Falo isso porque as gerações de 60 e 70 foram criadas de forma muito egoísta e a duras penas tiveram que aprender que melhorar para si e para o outro, compartilhar não é perder e sim ganhar. Enfim, espero que gostem.

Esta é a história de um fazendeiro bem sucedido. Ano após ano, ele ganhava o troféu “Milho gigante” da feira de agricultura do município. Entrava com seu milho na feira e saia com a faixa azul recobrindo seu peito. E o seu milho era cada vez melhor.

Numa dessas ocasiões, um repórter de jornal, ao abordá-lo após a tradicional colocação da faixa, ficou intrigado com a informação dada pelo entrevistado sobre como costumava cultivar seu qualificado produto.

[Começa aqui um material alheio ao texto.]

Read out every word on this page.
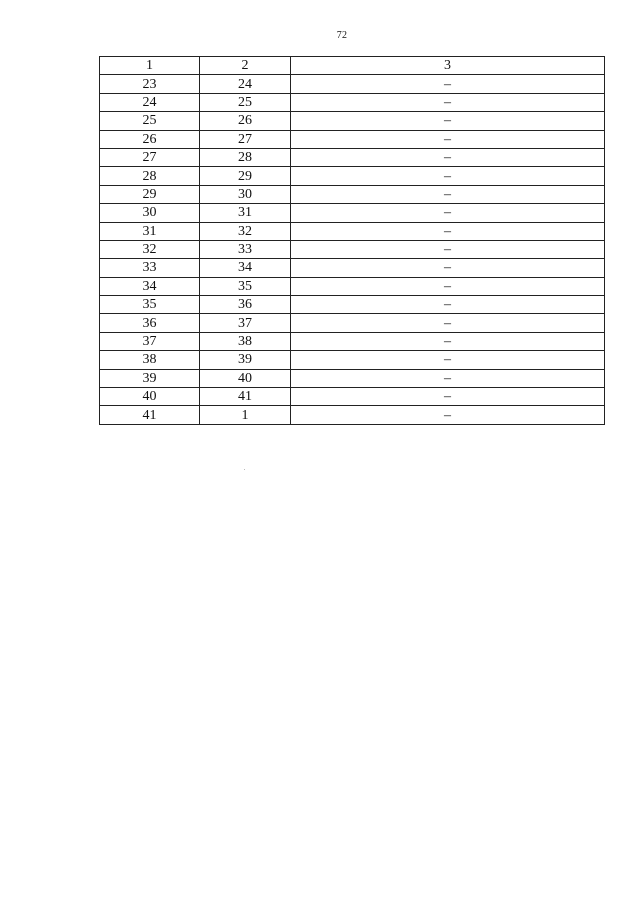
72
1	2	3
23	24	–
24	25	–
25	26	–
26	27	–
27	28	–
28	29	–
29	30	–
30	31	–
31	32	–
32	33	–
33	34	–
34	35	–
35	36	–
36	37	–
37	38	–
38	39	–
39	40	–
40	41	–
41	1	–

O repórter descobriu que o fazendeiro compartilhava a semente do seu milho gigante com os vizinhos. “Como pode o senhor compartilhar sua semente com seus vizinhos quando eles estão competindo com o seu a cada ano?”

O fazendeiro pensou num instante, e respondeu: – “Você não sabe? O vento apanha o pólen do milho maduro e o leva através do vento de campo para campo. Se meus vizinhos cultivam milho inferior, a polinização degradará continuamente a qualidade de meu milho. Se eu quiser cultivar milho bom, eu tenho que ajudar meus vizinhos a cultivar milho bom.”

Ele era atento às conectividades da vida.

O milho dele não poderia ser melhor se o milho do vizinho também não tivesse a qualidade aumentada. Assim é também em outras dimensões de nossa vida.

Aqueles que escolhem estar em paz devem fazer com que seus vizinhos estejam em paz. Aqueles que querem ser felizes tem que ajudar os outros a encontrar a felicidade, pois o bem estar de cada um está ligado ao bem estar de todos.

O bem gera o bem.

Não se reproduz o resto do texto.